TV Review: Murderland – ITV1
ROBBIE Coltrane makes for an unlikely copper. Even rounder than Frank Cannon, possibly only Heartbeat's Alf Ventress would be more useless in chasing an offender.
And yet, he's wholly believable in the role – oozing the kind of reassuring presence thinner officers, such as Reg Hollis, can only dream of.
Murderland, not to be confused with the new theme park opening shortly in Midsomer Norton, began with him burying his dog – and it got less cheerful from there.
On her wedding day, and feeling her absence more than ever, Carol had been transported back 15 years to the day she'd come home from a party to find her mum murdered in the living room.
She'd been trapped in the mental territory of Murderland ever since.
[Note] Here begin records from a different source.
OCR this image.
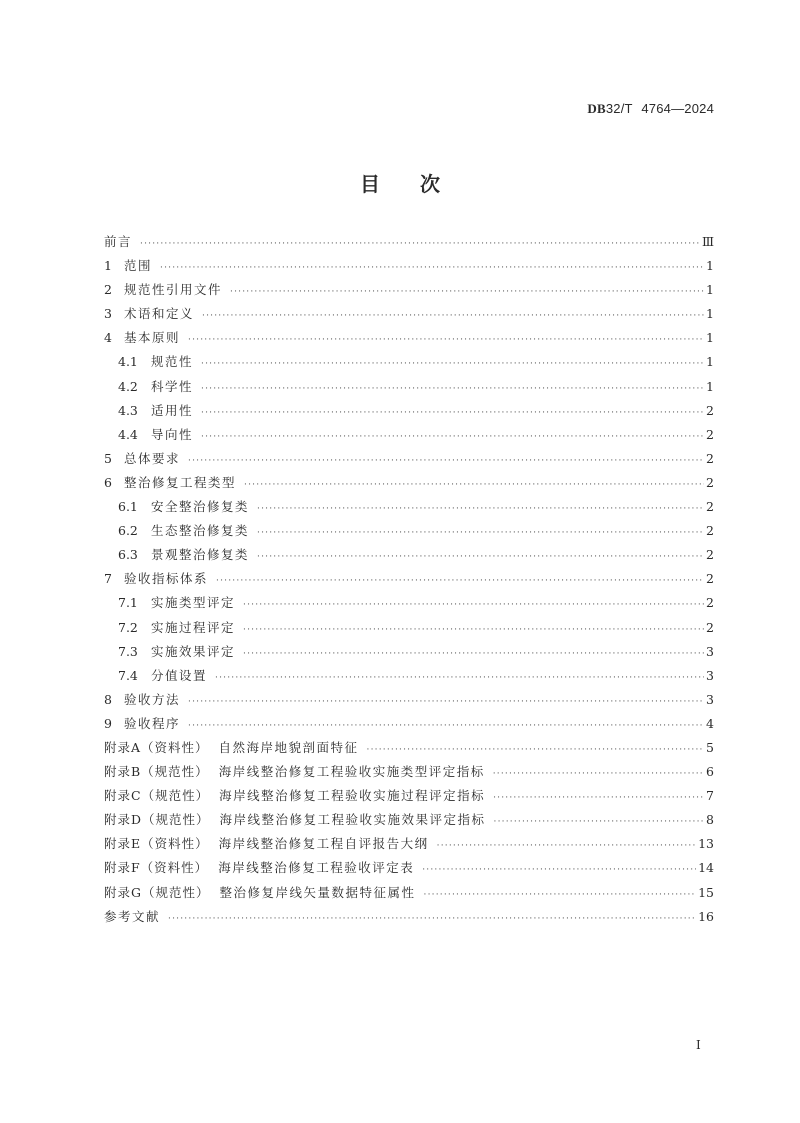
DB32/T 4764—2024
目次
前言 ·····	Ⅲ
1 范围 ·····	1
2 规范性引用文件 ·····	1
3 术语和定义 ·····	1
4 基本原则 ·····	1
4.1	规范性 ·····	1
4.2	科学性 ·····	1
4.3	适用性 ·····	2
4.4	导向性 ·····	2
5 总体要求 ·····	2
6 整治修复工程类型 ·····	2
6.1	安全整治修复类 ·····	2
6.2	生态整治修复类 ·····	2
6.3	景观整治修复类 ·····	2
7 验收指标体系 ·····	2
7.1	实施类型评定 ·····	2
7.2	实施过程评定 ·····	2
7.3	实施效果评定 ·····	3
7.4	分值设置 ·····	3
8 验收方法 ·····	3
9 验收程序 ·····	4
附录A（资料性） 自然海岸地貌剖面特征 ·····	5
附录B（规范性） 海岸线整治修复工程验收实施类型评定指标 ·····	6
附录C（规范性） 海岸线整治修复工程验收实施过程评定指标 ·····	7
附录D（规范性） 海岸线整治修复工程验收实施效果评定指标 ·····	8
附录E（资料性） 海岸线整治修复工程自评报告大纲 ·····	13
附录F（资料性） 海岸线整治修复工程验收评定表 ·····	14
附录G（规范性） 整治修复岸线矢量数据特征属性 ·····	15
参考文献 ·····	16
I
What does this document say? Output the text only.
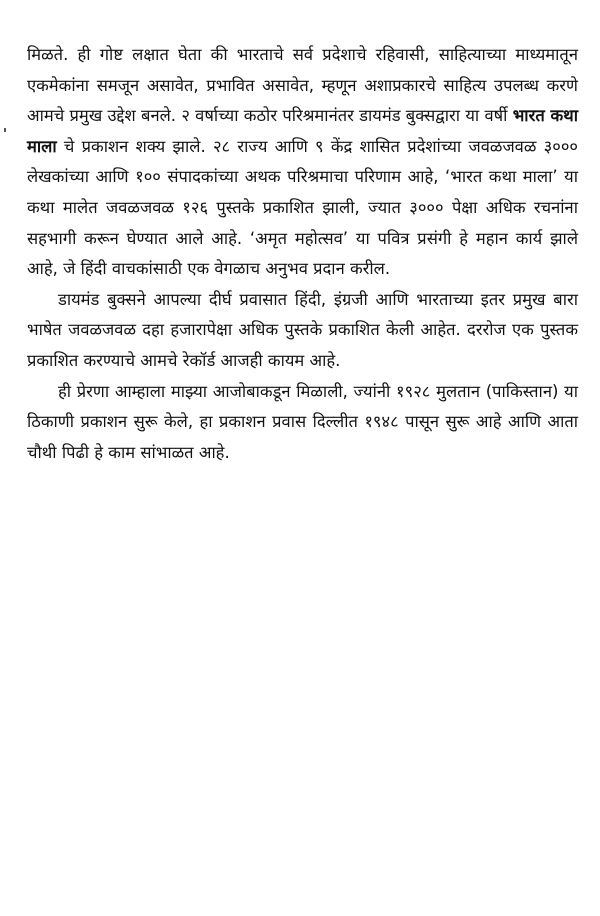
मिळते. ही गोष्ट लक्षात घेता की भारताचे सर्व प्रदेशाचे रहिवासी, साहित्याच्या माध्यमातून एकमेकांना समजून असावेत, प्रभावित असावेत, म्हणून अशाप्रकारचे साहित्य उपलब्ध करणे आमचे प्रमुख उद्देश बनले. २ वर्षाच्या कठोर परिश्रमानंतर डायमंड बुक्सद्वारा या वर्षी भारत कथा माला चे प्रकाशन शक्य झाले. २८ राज्य आणि ९ केंद्र शासित प्रदेशांच्या जवळजवळ ३००० लेखकांच्या आणि १०० संपादकांच्या अथक परिश्रमाचा परिणाम आहे, ‘भारत कथा माला’ या कथा मालेत जवळजवळ १२६ पुस्तके प्रकाशित झाली, ज्यात ३००० पेक्षा अधिक रचनांना सहभागी करून घेण्यात आले आहे. ‘अमृत महोत्सव’ या पवित्र प्रसंगी हे महान कार्य झाले आहे, जे हिंदी वाचकांसाठी एक वेगळाच अनुभव प्रदान करील.

डायमंड बुक्सने आपल्या दीर्घ प्रवासात हिंदी, इंग्रजी आणि भारताच्या इतर प्रमुख बारा भाषेत जवळजवळ दहा हजारापेक्षा अधिक पुस्तके प्रकाशित केली आहेत. दररोज एक पुस्तक प्रकाशित करण्याचे आमचे रेकॉर्ड आजही कायम आहे.

ही प्रेरणा आम्हाला माझ्या आजोबाकडून मिळाली, ज्यांनी १९२८ मुलतान (पाकिस्तान) या ठिकाणी प्रकाशन सुरू केले, हा प्रकाशन प्रवास दिल्लीत १९४८ पासून सुरू आहे आणि आता चौथी पिढी हे काम सांभाळत आहे.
Now she'd reached the realisation that living in this dark and troubled world was no longer an option.
"The memories won't stop," she said, "but, if I look hard enough, they can tell me what really happened."
And it seemed Coltrane, aka Detective Inspector Douglas Hain, was the one with all the answers.
Hain, a typically unorthodox Coltrane character, had been in charge of the investigation, sniffing round a crime scene notable mainly for the early Take That posters on the walls; Robbie Williams may yet be called as a witness.
To the annoyance of the child protection officer, who believed Carrie, as Carol was then known, was becoming "crime obsessive", Hain had allowed her to follow his every move, to the extent she was almost part of the investigating team.
And there were plenty of suspicious characters – a creepy bloke with a camera, a lecherous partygoer, a bloke with a bleeding hand.
Blimey, it was like an episode of Scooby-Doo. Except, in the end, the only person unmasked was Hain himself.
In the awful circumstances, he'd become, to all extents and purposes, the dad Carol had lost as a little girl.
"I want to stay with you," she told him. "I might remember more stuff. I wouldn't be much trouble."
Thing is, it seemed there was something Hain didn't want Carol to remember – the design of the prime suspect's unusual shoes on the night of the murder.
For there, among her numerous cuttings, was a picture of Hain stepping out of a car at a corruption hearing in the very same pair of brogues.
In classic thriller style, she ran for the phone box, desperately punching the numbers into the dial to reach a rescuer.
But then, there he was, big Robbie, dragging her out before she could squeal.
Ventress would have never made it in time.
MYSTERY: Robbie Coltrane as DI Douglas Hain and Sharon Small as child psychologist Laura Maitland.